Pete Buttigieg Ready to Use ‘Privileges’ to Tear Down ‘Walls’ Between Oppressed Groups
South Bend Mayor and Democratic presidential contender Pete Buttigieg used a campaign rally on Saturday to address concerns that running as a white man from a privileged background could keep him from understanding female and minority issues.
“I may be part of the L.G.B.T.Q. community. But being a gay man doesn’t even tell me what it’s like to be a trans woman of color in that same community, let alone an undocumented mother of four or a disabled veteran or a displaced autoworker,” Buttigieg said at the event hosted by the Human Rights Campaign.
Buttigieg’s rallies have been filled with a mostly white audience. He has had rapid and incredible success fundraising – his campaign wallet is fuller than the majority of his Democratic rivals. His donors and supporters include some of the wealthiest LGBT people in the country, from television producer Richie Jackson to Bryan Rafanelli and Mark Walsh, longtime confidants of the Clintons.
However, Buttigieg has admitted that his “first serious mistake as mayor” was firing Darryl Boykins, South Bend’s first ever Black police chief, after Boykins recorded phone conversations of his officers saying racist things. The officers didn’t know they were being recorded and Boykins confronted them about it.

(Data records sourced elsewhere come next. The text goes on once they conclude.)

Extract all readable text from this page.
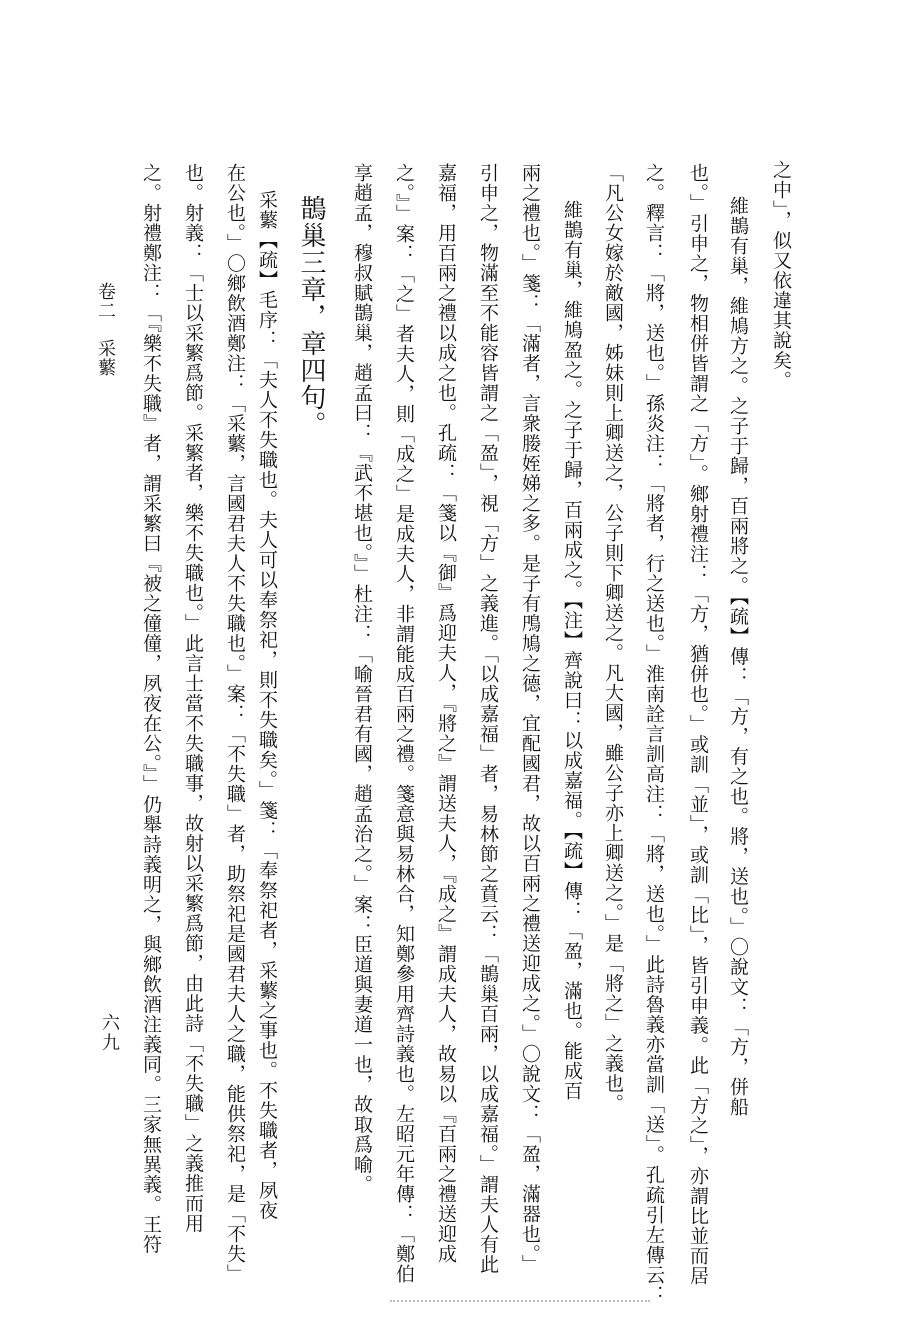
之中」，似又依違其說矣。
維鵲有巢，維鳩方之。之子于歸，百兩將之。【疏】傳：「方，有之也。將，送也。」〇說文：「方，併船
也。」引申之，物相併皆謂之「方」。鄉射禮注：「方，猶併也。」或訓「並」，或訓「比」，皆引申義。此「方之」，亦謂比並而居
之。釋言：「將，送也。」孫炎注：「將者，行之送也。」淮南詮言訓高注：「將，送也。」此詩魯義亦當訓「送」。孔疏引左傳云：
「凡公女嫁於敵國，姊妹則上卿送之，公子則下卿送之。凡大國，雖公子亦上卿送之。」是「將之」之義也。
維鵲有巢，維鳩盈之。之子于歸，百兩成之。【注】齊說曰：以成嘉福。【疏】傳：「盈，滿也。能成百
兩之禮也。」箋：「滿者，言衆媵姪娣之多。是子有鳲鳩之德，宜配國君，故以百兩之禮送迎成之。」〇說文：「盈，滿器也。」
引申之，物滿至不能容皆謂之「盈」，視「方」之義進。「以成嘉福」者，易林節之賁云：「鵲巢百兩，以成嘉福。」謂夫人有此
嘉福，用百兩之禮以成之也。孔疏：「箋以『御』爲迎夫人，『將之』謂送夫人，『成之』謂成夫人，故易以『百兩之禮送迎成
之。』」案：「之」者夫人，則「成之」是成夫人，非謂能成百兩之禮。箋意與易林合，知鄭參用齊詩義也。左昭元年傳：「鄭伯
享趙孟，穆叔賦鵲巢，趙孟曰：『武不堪也。』」杜注：「喻晉君有國，趙孟治之。」案：臣道與妻道一也，故取爲喻。
鵲巢三章，章四句。
采蘩【疏】毛序：「夫人不失職也。夫人可以奉祭祀，則不失職矣。」箋：「奉祭祀者，采蘩之事也。不失職者，夙夜
在公也。」〇鄉飲酒鄭注：「采蘩，言國君夫人不失職也。」案：「不失職」者，助祭祀是國君夫人之職，能供祭祀，是「不失」
也。射義：「士以采繁爲節。采繁者，樂不失職也。」此言士當不失職事，故射以采繁爲節，由此詩「不失職」之義推而用
之。射禮鄭注：「『樂不失職』者，謂采繁曰『被之僮僮，夙夜在公。』」仍舉詩義明之，與鄉飲酒注義同。三家無異義。王符
卷二　采蘩
六九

The officers reported Boykins to the FBI, which resulted in a wiretapping investigation. Buttigieg came under fire when he kept the information about the investigation to himself and then abruptly asked for Boykins resignation two months later without even listening to the tapes.
Buttigieg and chief of staff Mike Schmuhl were later sued for “racial animus” by Boykins. Police Communications Director Karen DePaepe, whose recordings of the conversations led to the FBI being notified by the officers, sued for wrongful termination. Both lawsuits led to settlements by the city in 2013 for $575,000.